State Rep. Angel Cruz wants to drug test fellow lawmakers.
State Rep. Angel Cruz is raising the stakes for Pennsylvania's legislators. Bringing forth a bill that would request that his peers were subjected to regular drug tests, Angel Cruz said he wants "to set an example."
Representative of the 180th District of Kensington in North Philadelphia, Cruz is pushing back against lawmakers in Harrisburg who are promoting the testing of citizens who receive government assistance. This push is especially timely, as the U.S. Congress passed a bill that would allow states to require drug testing for those who receive unemployment benefits.

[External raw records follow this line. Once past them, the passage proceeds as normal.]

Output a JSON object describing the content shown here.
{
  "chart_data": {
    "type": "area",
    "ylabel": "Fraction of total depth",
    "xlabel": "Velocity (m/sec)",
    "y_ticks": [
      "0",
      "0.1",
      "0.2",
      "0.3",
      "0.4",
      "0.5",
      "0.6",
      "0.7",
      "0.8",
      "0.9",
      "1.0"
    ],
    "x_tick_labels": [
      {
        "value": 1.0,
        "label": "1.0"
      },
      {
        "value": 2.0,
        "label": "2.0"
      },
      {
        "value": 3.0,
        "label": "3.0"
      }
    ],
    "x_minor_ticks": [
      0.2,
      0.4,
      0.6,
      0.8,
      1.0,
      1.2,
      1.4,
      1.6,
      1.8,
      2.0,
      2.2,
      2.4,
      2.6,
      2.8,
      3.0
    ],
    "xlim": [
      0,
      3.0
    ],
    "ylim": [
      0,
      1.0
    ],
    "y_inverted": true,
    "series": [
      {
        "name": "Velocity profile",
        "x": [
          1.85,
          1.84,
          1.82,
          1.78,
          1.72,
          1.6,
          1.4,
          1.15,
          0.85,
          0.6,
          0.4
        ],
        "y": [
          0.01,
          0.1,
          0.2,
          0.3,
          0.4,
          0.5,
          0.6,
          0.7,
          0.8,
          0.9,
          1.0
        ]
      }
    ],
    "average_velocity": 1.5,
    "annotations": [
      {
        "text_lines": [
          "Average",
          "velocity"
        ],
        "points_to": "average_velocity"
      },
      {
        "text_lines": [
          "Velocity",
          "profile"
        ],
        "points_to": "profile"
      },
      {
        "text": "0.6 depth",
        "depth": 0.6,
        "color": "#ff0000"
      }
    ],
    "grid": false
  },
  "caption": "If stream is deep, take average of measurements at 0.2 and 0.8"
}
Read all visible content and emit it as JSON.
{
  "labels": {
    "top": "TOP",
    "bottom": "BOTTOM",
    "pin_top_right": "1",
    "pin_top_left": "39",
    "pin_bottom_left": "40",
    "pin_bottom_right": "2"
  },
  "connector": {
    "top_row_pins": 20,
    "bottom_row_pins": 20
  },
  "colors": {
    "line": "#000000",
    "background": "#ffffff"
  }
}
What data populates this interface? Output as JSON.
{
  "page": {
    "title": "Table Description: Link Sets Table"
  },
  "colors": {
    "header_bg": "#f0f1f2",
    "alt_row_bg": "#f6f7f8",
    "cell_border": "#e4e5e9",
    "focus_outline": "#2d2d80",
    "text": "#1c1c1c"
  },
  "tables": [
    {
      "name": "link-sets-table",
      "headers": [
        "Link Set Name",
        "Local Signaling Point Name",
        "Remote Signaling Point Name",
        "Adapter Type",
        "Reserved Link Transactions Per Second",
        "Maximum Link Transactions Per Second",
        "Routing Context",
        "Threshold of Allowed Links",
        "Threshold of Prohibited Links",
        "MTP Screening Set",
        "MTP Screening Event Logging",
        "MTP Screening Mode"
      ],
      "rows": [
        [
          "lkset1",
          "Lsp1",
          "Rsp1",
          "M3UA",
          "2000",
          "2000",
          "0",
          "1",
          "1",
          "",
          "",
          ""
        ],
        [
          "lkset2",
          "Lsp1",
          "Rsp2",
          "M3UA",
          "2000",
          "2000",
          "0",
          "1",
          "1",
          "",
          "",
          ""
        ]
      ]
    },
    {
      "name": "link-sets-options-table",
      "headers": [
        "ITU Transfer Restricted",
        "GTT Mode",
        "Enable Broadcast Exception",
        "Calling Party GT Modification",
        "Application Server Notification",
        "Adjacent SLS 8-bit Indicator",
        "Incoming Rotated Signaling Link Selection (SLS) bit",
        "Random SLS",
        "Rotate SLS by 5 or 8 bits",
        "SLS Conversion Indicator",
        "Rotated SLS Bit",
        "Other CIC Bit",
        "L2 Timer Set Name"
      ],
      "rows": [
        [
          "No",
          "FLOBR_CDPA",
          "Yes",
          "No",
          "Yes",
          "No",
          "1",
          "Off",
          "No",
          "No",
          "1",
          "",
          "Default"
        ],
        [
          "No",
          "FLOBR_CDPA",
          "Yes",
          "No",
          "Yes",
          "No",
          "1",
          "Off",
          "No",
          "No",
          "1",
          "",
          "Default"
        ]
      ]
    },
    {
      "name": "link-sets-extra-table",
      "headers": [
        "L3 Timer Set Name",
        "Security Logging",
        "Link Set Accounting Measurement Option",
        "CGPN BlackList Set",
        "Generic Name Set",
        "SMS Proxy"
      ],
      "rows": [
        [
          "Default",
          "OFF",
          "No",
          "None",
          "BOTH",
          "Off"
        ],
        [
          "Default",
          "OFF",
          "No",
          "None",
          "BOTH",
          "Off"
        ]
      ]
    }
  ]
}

Though the bill, House Bill 620, is especially timely, Cruz has been pushing for similar bills for over 3 years. He stated the idea for the bill came from Puerto Rico and would be a way to keep lawmakers accountable while in office. It would require drug testings within three months and during reelection, a process the legislators would have to pay for themselves.
“They do this at the call of the speaker and the call of the senate president at random,” Cruz told Philadelphia Magazine. “He’ll walk in and say, ‘We’re doing drug testing today.’ It puts the fear of God in everybody,” said Cruz.
This effort, while direct, will also be unpopular as no legislation of its kind is currently popular in any state. Indiana Rep. Heath VanNatter introduced House Bill 1310 with similar provisions and no action. West Virginia State House Delegate Shawn Fluharty submitted a similar bill in the state but with different repercussions. His bill stated that representatives who failed would be barred from casting a vote or receiving their pay. “I think the public expects us to adhere to the rules that we try to legislate,” he told WTRF. “There’s no reason we shouldn’t do it. It’s not going to cost the taxpayers any more money because we’re going to pay for it ourselves.”
Cruz says he’s only in favor of drug testing for public assistance benefits if everyone is tested, including elected officials.
“If you’re going to do that, it should go clear across the board, everybody,” he says. “Lawmakers — and everybody that takes any kind of assistance or whatever — we want to make sure that we’re not supporting their drug habits.”